Dans un pays ébranlé par les crises – économique, morale, identitaire –, Barack Obama a montré le chemin : "Nous sommes et nous serons toujours les Etats-Unis d'Amérique." A Chicago, Barack Obama s'est adressé à 65000 personnes depuis un podium protégé par deux vitres pare-balles. Son visage était grave, comme si le manteau de la fonction s'était imposé sur ses épaules. Il a limité les effusions avec Joe Biden, désormais vice-président élu. Lorsqu'il a fini son discours, les spectateurs, tous submergés d'émotion, certains en pleurs, sont restés longtemps à regarder la tribune et les familles qui s'y trouvaient : Michelle, la nouvelle First Lady, sa mère et son frère Craig Robinson, entraîneur de basket-ball. Malia, 10ans, et Sasha, 7ans, les fillettes à qui leur père a pris soin de dire qu'il les aimait "plus encore qu'elles ne le savaient". Elles ont gagné la permission d'avoir un chien, cadeau que leurs parents leur avaient promis avant de s'engager dans la course à la Maison Blanche.

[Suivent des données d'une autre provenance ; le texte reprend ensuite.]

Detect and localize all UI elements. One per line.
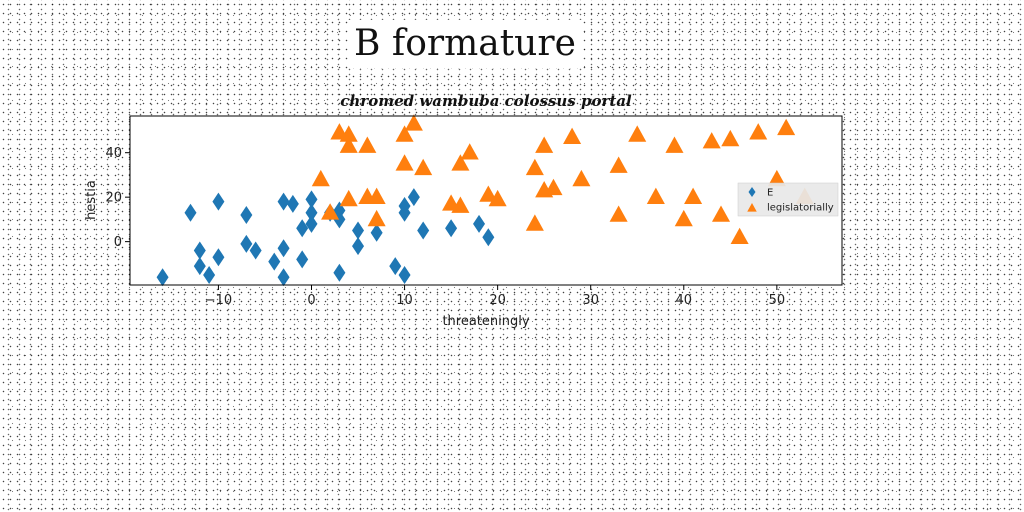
y-axis-label: hestia: [84, 180, 99, 220]
point-e-1: [184, 203, 197, 222]
point-legislatorially-9: [367, 209, 386, 227]
point-legislatorially-24: [544, 178, 563, 196]
point-e-6: [212, 192, 225, 211]
point-legislatorially-34: [702, 132, 721, 149]
point-e-10: [268, 252, 281, 271]
point-e-4: [203, 265, 216, 284]
point-legislatorially-22: [535, 136, 554, 153]
point-e-11: [277, 239, 290, 258]
legend-marker-1: [747, 203, 757, 212]
point-e-25: [352, 237, 365, 256]
point-legislatorially-4: [339, 136, 358, 153]
x-axis-label: threateningly: [442, 314, 529, 329]
point-e-32: [417, 221, 430, 240]
x-tick-label: −10: [205, 293, 232, 308]
legend-marker-0: [748, 187, 756, 197]
point-legislatorially-29: [628, 125, 647, 142]
point-legislatorially-35: [711, 205, 731, 222]
point-legislatorially-31: [665, 136, 684, 153]
point-e-2: [193, 241, 206, 260]
point-legislatorially-33: [684, 187, 703, 205]
point-e-19: [305, 190, 318, 209]
x-tick-label: 30: [582, 293, 599, 308]
point-legislatorially-39: [767, 169, 786, 187]
point-legislatorially-11: [395, 154, 414, 171]
point-legislatorially-19: [488, 189, 507, 207]
point-e-31: [407, 188, 420, 207]
point-legislatorially-7: [358, 136, 377, 153]
point-e-33: [445, 219, 458, 238]
point-legislatorially-15: [451, 196, 470, 213]
point-e-23: [333, 263, 346, 282]
point-e-18: [305, 203, 318, 222]
point-legislatorially-5: [339, 189, 358, 207]
point-e-30: [398, 197, 411, 216]
point-e-5: [212, 248, 225, 267]
point-e-24: [352, 221, 365, 240]
x-tick-label: 10: [396, 293, 413, 308]
point-e-17: [305, 214, 318, 233]
point-legislatorially-21: [525, 214, 544, 231]
point-legislatorially-36: [721, 129, 740, 147]
point-e-12: [277, 268, 290, 287]
y-axis-ticks: 0 20 40: [105, 146, 130, 250]
y-tick-label: 40: [105, 146, 122, 161]
x-tick-label: 40: [676, 293, 693, 308]
point-legislatorially-25: [563, 127, 582, 144]
point-e-8: [240, 234, 253, 253]
point-e-35: [482, 228, 495, 247]
x-tick-label: 20: [489, 293, 506, 308]
point-e-16: [296, 219, 309, 238]
point-e-7: [240, 205, 253, 224]
point-e-27: [389, 257, 402, 276]
data-points: [156, 114, 814, 287]
point-legislatorially-28: [609, 205, 628, 222]
legend-label-0: E: [767, 188, 773, 199]
chart-title: chromed wambuba colossus portal: [340, 92, 632, 110]
point-legislatorially-13: [414, 158, 433, 176]
point-legislatorially-37: [730, 227, 749, 245]
x-axis-ticks: −10 0 10 20 30 40 50: [205, 285, 785, 308]
point-e-13: [277, 192, 290, 211]
x-tick-label: 0: [307, 293, 315, 308]
point-e-0: [156, 268, 169, 287]
point-legislatorially-10: [395, 125, 414, 142]
point-legislatorially-26: [572, 169, 591, 187]
legend-label-1: legislatorially: [767, 203, 834, 214]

Barack Obama a aussi évoqué sa grand-mère, morte juste avant l'instant historique. "Je sais qu'elle regarde", a-t-il dit.
Sans triomphalisme, alors qu'il a remporté les trois "grands prix" que sont pour le scrutin présidentiel, l'Ohio, la Floride et la Pennsylvanie, et qu'il a effectué un parcours sans-faute depuis l'annonce de sa candidature à Springfield, la ville d'Abraham Lincoln, Barack Obama a inscrit sa victoire dans l'épopée patriotique. Il a parlé des jalons posés par ses prédécesseurs, de l'esclavage, de la Grande dépression et du New Deal grâce auquel les Américains avaient conquis "la peur elle-même". Il a évoqué Martin Luther King, la conquête de la Lune, les nouvelles technologies. Et la foule, d'abord timidement, puis avec confiance, a repris avec lui : "Yes we can!", comme si elle réapprenait la fierté, après huit ans de flottement. "S'il y a encore qui que ce soit ici qui doute que l'Amérique soit un endroit où tout est possible, qui se demande encore si le rêve de nos fondateurs est toujours vivant, qui s'interroge encore sur la puissance de notre démocratie; ce soir vous apporte la réponse", a dit le futur président.
Barack Obama a lancé un appel au consensus en rendant hommage au parti républicain d'Abraham Lincoln. Il n'a pas caché que la tâche était ardue – deux guerres, une planète en péril, la plus grave crise financière en un siècle. "La route sera longue. La pente est raide. Il se peut que nous n'y parvenions pas en un an ou même en un mandat, a-t-il dit. Mais je vous promets : en tant que peuple, nous y arriverons." Outre les participants invités à la soirée, plusieurs centaines de milliers de personnes qui n'avaient pas pu se procurer de tickets se trouvaient sur Michigan Avenue, les Champs-Elysées de Chicago. Les églises noires de la ville avaient organisé des veillées pour un moment que les pasteurs considéraient comme une célébration plutôt qu'une fête : l'appropriation par les Noirs d'une histoire à laquelle beaucoup ne s'étaient jamais sentis associés.
Malgré son nom, malgré les centaines de courriels qui ont circulé sous le manteau pour semer le doute sur son lieu de naissance ou sa religion, Barack Obama est entré dans le panthéon des présidents américains. "Les gens l'aiment. Encore plus que Clinton", a résumé Mel Zye, un habitant des quartiers Sud dans lesquels il a vait travaillé lorsqu'il était arrivé à Chicago en 1985.